La question que pose l’arbitrage entre un recours à la photographie ou à la carte pour l’illustration des enjeux renvoie, on s’en doute, aux propriétés maintes fois détaillées des deux objets graphiques (niveau d’abstraction, perspective, etc.), et, dans le cadre disciplinaire de la Géographie, aux études comparant la carte et le « paysage ».
Si l’on a bien compris que les deux éléments qui discriminent ces deux médias sont d’une part la position du point de vue par rapport au sujet — vision horizontale ou oblique contre vision zénithale —, et d’autre part le niveau d’abstraction opposant la « capture » photographique à la construction cartographique, cette distinction finalement assez technologique mérite d’être complétée par d’autres aspects, exprimés en termes de propriétés communicationnelles.
Dans le cas qui nous intéresse ici, chacun des enjeux aurait pu être présenté par la photo et/ou par la carte. Les choix opérés par les auteurs révèlent alors l’orientation des questions posées. S’agit-il de rendre immédiatement sensible le sujet abordé, et l’on présente des bâtiments contemporains identifiant l’architecture contemporaine, ce qui pose au passage la question du choix du bâtiment représenté.
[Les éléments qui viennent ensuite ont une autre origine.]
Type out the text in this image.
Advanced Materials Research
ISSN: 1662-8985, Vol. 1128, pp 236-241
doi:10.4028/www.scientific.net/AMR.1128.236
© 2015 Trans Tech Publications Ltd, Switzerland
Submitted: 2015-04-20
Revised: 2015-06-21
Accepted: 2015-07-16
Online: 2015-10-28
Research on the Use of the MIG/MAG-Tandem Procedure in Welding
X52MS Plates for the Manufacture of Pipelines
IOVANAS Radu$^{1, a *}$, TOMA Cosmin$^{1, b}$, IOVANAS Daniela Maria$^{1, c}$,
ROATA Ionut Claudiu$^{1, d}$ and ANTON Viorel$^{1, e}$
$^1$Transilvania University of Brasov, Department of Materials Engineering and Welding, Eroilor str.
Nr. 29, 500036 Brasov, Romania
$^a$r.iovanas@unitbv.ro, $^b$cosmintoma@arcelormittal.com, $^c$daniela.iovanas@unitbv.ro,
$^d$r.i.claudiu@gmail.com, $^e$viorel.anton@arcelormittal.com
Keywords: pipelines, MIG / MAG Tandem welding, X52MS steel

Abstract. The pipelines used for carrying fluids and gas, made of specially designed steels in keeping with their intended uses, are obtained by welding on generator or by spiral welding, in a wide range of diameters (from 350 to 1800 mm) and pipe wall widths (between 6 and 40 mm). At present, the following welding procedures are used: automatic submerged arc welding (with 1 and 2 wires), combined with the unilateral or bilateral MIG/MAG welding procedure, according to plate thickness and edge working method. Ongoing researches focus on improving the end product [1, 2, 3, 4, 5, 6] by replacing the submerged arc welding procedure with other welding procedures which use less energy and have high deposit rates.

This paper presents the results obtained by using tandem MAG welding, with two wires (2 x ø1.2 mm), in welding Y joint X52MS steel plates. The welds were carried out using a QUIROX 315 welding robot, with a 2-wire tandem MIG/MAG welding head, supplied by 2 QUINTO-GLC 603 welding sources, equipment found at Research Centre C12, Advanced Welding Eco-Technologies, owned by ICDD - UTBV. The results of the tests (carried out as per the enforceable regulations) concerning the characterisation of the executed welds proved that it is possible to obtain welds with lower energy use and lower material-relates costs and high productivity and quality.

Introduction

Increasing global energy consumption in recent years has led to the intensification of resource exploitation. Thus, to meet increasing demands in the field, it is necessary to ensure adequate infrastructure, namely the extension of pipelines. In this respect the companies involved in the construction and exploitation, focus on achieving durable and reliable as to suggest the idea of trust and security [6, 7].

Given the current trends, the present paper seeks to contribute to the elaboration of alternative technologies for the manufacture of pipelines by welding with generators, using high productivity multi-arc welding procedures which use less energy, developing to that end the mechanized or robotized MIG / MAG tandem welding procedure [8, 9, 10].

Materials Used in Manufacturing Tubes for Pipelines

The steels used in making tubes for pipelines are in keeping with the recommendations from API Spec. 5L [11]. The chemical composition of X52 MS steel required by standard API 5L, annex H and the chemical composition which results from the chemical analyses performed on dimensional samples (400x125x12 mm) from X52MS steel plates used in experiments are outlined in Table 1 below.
S’agit-il au contraire de donner une vision globale, abstraite et spatialisée d’un phénomène ou d’un projet, et le recours à la carte s’impose, pour faire état de l’ampleur du parc de logement social projeté ou des grandes opérations d’urbanisme en cours.
S’il est difficile de tirer de cet unique exemple des conclusions générales, remarquons au moins que la carte y est associée à la notion de projet, et que la notion de projet est elle-même associée à l’occupation surfacique de l’espace : Une bonne carte est une carte visiblement pleine de virtualités urbaines. À l’inverse, la photographie semble associée à l’existant, aux réalisations (comme le montre la photo de nouveaux couloirs d’autobus), ce qui certes est structurellement contraint par l’existence nécessaire du sujet de la photo, sans oublier, par ailleurs, ni la valeur d’exemplarité de ce sujet — car on peut se contenter de ne montrer qu’un exemple avant-gardiste et représentatif d’un projet —, ni, en matière d’architecture et d’urbanisme, les possibilités de montage photographique et d’image de synthèse.
Que peut la carte ? Quel est ou quel peut être son rôle dans le processus de décision démocratique ? Cette courte analyse renvoie à des pistes de réflexion dont l’intérêt est de poser la question de la spécifié de la carte en termes techniques au sens fort du terme, c’est-à-dire non uniquement comme le savoir pratique du cartographe, mais comme la « médiation, idéelle et matérielle, entre la connaissance et l’action, rendue possible par cette connaissance » (Jacques Lévy dans le Dictionnaire de la géographie et de l’espace des sociétés, 2003). La question est celle de ce que peut faire la société de la carte plutôt que ce que la carte peut faire à la société.